In Southeast Alaska, we are fortunate to have these few cohos smoking. The past couple of years we’ve dealt with king salmon closures near town. Salmon are always on our minds. Is our food chain being altered by climate, and/or trawling bycatch, or what?
I consider all this. We have more time to wait so I sip my coffee and ask him, “If you’re out on the water, how can you tell a fish jumping is a coho?”
“Coho jump clean out of the water like a king salmon and make big splashes,” he says. “From July on it’s usually a coho you see jumping because king salmon don’t usually jump that time of year.”
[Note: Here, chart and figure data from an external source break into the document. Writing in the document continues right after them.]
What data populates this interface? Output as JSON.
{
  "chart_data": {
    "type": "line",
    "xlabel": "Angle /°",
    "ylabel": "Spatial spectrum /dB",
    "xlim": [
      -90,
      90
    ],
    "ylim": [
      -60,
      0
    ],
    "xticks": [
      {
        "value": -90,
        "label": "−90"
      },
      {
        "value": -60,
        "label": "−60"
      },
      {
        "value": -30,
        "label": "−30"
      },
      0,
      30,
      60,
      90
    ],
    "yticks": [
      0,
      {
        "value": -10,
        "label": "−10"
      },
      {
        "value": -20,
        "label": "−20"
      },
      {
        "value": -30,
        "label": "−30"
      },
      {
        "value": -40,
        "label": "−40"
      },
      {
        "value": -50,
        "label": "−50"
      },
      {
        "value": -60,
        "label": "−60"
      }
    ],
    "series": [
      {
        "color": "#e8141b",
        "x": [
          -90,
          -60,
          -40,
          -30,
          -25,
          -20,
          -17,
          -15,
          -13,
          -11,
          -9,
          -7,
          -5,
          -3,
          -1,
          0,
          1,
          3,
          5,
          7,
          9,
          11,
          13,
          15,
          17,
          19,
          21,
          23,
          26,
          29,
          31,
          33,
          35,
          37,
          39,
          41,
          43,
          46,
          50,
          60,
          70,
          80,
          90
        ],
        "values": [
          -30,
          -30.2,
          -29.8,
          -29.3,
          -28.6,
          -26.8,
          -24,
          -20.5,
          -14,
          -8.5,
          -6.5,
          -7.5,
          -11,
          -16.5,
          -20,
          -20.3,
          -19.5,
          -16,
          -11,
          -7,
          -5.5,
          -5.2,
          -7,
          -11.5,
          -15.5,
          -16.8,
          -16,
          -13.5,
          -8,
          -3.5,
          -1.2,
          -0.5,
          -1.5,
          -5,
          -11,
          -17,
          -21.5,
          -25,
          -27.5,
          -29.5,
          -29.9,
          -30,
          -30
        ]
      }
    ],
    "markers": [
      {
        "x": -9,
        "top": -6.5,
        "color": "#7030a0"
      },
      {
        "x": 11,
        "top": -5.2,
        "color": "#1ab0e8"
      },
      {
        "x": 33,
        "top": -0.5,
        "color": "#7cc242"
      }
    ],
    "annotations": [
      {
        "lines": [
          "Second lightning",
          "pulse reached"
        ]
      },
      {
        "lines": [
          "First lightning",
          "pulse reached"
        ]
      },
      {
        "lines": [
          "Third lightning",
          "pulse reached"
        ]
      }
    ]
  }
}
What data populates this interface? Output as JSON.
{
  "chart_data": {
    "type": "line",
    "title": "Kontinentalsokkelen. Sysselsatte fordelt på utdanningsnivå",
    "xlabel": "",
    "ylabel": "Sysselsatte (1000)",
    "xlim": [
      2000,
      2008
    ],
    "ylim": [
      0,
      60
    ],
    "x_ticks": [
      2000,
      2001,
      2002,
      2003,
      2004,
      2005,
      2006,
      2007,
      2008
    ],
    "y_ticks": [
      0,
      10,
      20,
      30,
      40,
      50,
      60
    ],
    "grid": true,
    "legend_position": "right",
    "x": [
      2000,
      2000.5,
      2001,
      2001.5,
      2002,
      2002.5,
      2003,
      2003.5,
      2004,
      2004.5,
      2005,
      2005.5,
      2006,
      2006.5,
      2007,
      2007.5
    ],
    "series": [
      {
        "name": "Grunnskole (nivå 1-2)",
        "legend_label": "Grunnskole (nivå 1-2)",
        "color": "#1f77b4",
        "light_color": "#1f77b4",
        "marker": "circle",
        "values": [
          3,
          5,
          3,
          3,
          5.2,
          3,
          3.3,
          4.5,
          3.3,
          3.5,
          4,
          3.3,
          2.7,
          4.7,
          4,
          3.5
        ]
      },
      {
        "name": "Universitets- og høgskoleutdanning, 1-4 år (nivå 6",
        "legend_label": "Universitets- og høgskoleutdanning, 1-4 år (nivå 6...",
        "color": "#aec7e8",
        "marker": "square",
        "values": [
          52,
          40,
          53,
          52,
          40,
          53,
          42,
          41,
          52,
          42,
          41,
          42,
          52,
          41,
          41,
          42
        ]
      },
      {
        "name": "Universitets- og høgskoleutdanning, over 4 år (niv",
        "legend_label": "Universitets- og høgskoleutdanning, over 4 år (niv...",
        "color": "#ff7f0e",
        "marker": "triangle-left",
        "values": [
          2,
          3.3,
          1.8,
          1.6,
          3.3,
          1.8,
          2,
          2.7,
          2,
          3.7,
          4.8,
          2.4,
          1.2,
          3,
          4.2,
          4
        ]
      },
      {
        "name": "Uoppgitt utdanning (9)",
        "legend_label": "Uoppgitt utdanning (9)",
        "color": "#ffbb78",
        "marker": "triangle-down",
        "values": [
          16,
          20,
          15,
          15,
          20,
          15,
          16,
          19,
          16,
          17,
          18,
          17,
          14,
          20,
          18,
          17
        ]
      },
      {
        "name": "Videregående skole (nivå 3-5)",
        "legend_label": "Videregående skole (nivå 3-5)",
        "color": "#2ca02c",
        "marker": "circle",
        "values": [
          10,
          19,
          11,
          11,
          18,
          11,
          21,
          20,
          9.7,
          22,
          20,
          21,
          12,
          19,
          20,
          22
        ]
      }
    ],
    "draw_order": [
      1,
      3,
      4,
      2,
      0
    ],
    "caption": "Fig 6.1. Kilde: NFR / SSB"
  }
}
He tells me cohos start running around here mid-July through September. And he says he and his dad never targeted them, the cohos were a bycatch of fishing for king salmon. But later, when he had his own fishing boat, he’d fish for cohos.
“I’ve seen coho swimming across the logging road at St. Johns,” he says. “I was working for the Forest Service and one of my crew and I were walking to a flooded area and there were cohos swimming across the road to get to a pond. The beavers had made a dam and we had to unplug it. It was pretty neat to see cohos swimming across the road, though.”
There’s a bald eagle atop the large spruce, waiting. We fishermen sit near the smokehouse, waiting. Waiting for coho to smoke isn’t so bad if you can talk story, if you can anticipate the first slice of smoked salmon on pilot bread, if you can imagine a grandchild tasting smoked salmon for the first time. Waiting means sitting with my dad learning more coho know-how, how they jump, what bait or gear they like to bite, when to fish them, how to smoke them. Waiting also means that my dad is here now enfolded in alder smoke, present with rain falling on us and another story on the hook, because it could’ve been otherwise.
• Wrangell writer and artist Vivian Faith Prescott writes “Planet Alaska: Sharing our Stories” with her daughter, Yéilk’ Vivian Mork. It appears twice per month in the Capital City Weekly.